Preface
When writing C language code, pointers are everywhere. We can make a little extra use of pointers to store some extra information inside them. To implement this technique, we take advantage of the natural alignment of data in memory.
Data in memory is not stored at any address. Processors usually read memory data according to blocks of the same word size; then, considering efficiency factors, the compiler will align the entities in memory by integer multiples of the block size. Therefore, on a 32-bit processor, a 4-byte integer data must be stored in a place where the memory address can be divisible by 4.
Below, assume that the integer data and pointer sizes in the system are both 4 bytes.
Now there is a pointer to an integer. As mentioned above, integer data can be stored at memory addresses 0x1000 or 0x1004 or 0x1008, but will never be stored at 0x1001 or 0x1002 or 0x1003 or any other address that cannot be divisible by 4. All binary numbers that are 4 integer multiples end with 00. Actually, this means that for all pointers to integers, its last two digits are always 0.
Then there are 2 bits that do not carry any information. The trick here is to place our data into these two bits, use it when needed, and delete them before accessing memory through pointer dereferences.
Since the C standard does not support pointer bit operations well, we save the pointer as an unsigned integer data.
Below is a short simple code snippet. See the complete code in the github repositoryhide-data-in-ptr。
void put_data(int *p, unsigned int data) { assert(data < 4); *p |= data; } unsigned int get_data(unsigned int p) { return (p & 3); } void cleanse_pointer(int *p) { *p &= ~3; } int main(void) { unsigned int x = 701; unsigned int p = (unsigned int) &x; printf("Original ptr: %un", p); put_data(&p, 3); printf("ptr with data: %un", p); printf("data stored in ptr: %un", get_data(p)); cleanse_pointer(&p); printf("Cleansed ptr: %un", p); printf("Dereferencing cleansed ptr: %un", *(int*)p); return 0; }
The code output is as follows:
Original ptr: 3216722220
ptr with data: 3216722223
data stored in ptr: 3
Cleansed ptr: 3216722220
Dereferencing cleansed ptr: 701
We can store any data that can be represented by two bits in the pointer. Use the put_data() function to set the lowest two digits of the pointer to the data to be stored.

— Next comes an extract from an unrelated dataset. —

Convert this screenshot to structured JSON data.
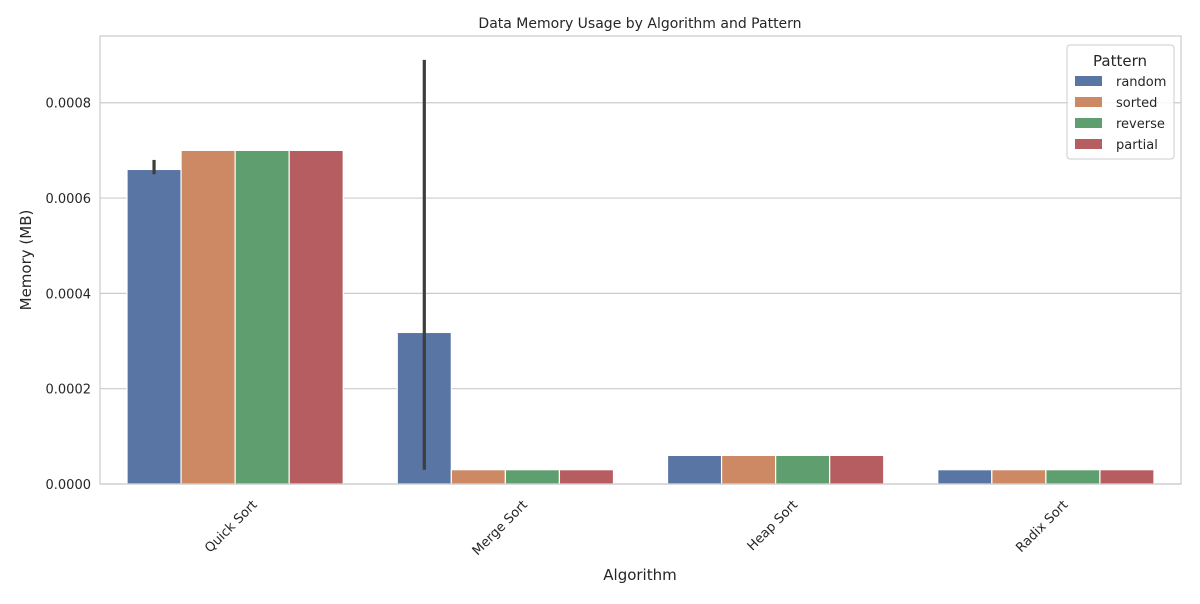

This data can be obtained using the get_data() function. Here, all bits except the last two bits are overwritten to zero, so the data we hide is displayed.
The cleanse_pointer() function will zero at the lowest two positions to ensure that the pointer is safely dereferenced. Note that although some CPUs (like Intel allow us to access unaligned memory addresses, other CPUs (like ARM) will experience access errors. So, remember to ensure that the pointer points to an aligned memory address before dereference.
Is this applicable in practice?
Yes, there are applications. Check out the implementation of red and black trees in the Linux kernel (link: /torvalds/linux/blob/master/include/linux/).
The node definition of the tree is as follows:
struct rb_node { unsigned long __rb_parent_color; struct rb_node *rb_right; struct rb_node *rb_left; } __attribute__((aligned(sizeof(long))));
Here unsigned long __rb_parent_color stores the following information:
The address of the parent node
The color of the node
The color is represented by 0, and 1 represents black.
As in the previous example, this data is hidden in the parent pointer's "useless" bit.
Let’s take a look at how the parent pointer and color information are obtained:
/* in */ #define rb_parent(r) ((struct rb_node *)((r)->__rb_parent_color & ~3)) /* in rbtree_augmented.h */ #define __rb_color(pc) ((pc) & 1) #define rb_color(rb) __rb_color((rb)->__rb_parent_color)
Every bit in memory is precious, we should never waste it. ——(Author of this article)
Summarize
The above is the entire content of this article. I hope that the content of this article has a certain reference value for everyone's study or work. If you have any questions, you can leave a message to communicate. Thank you for your support.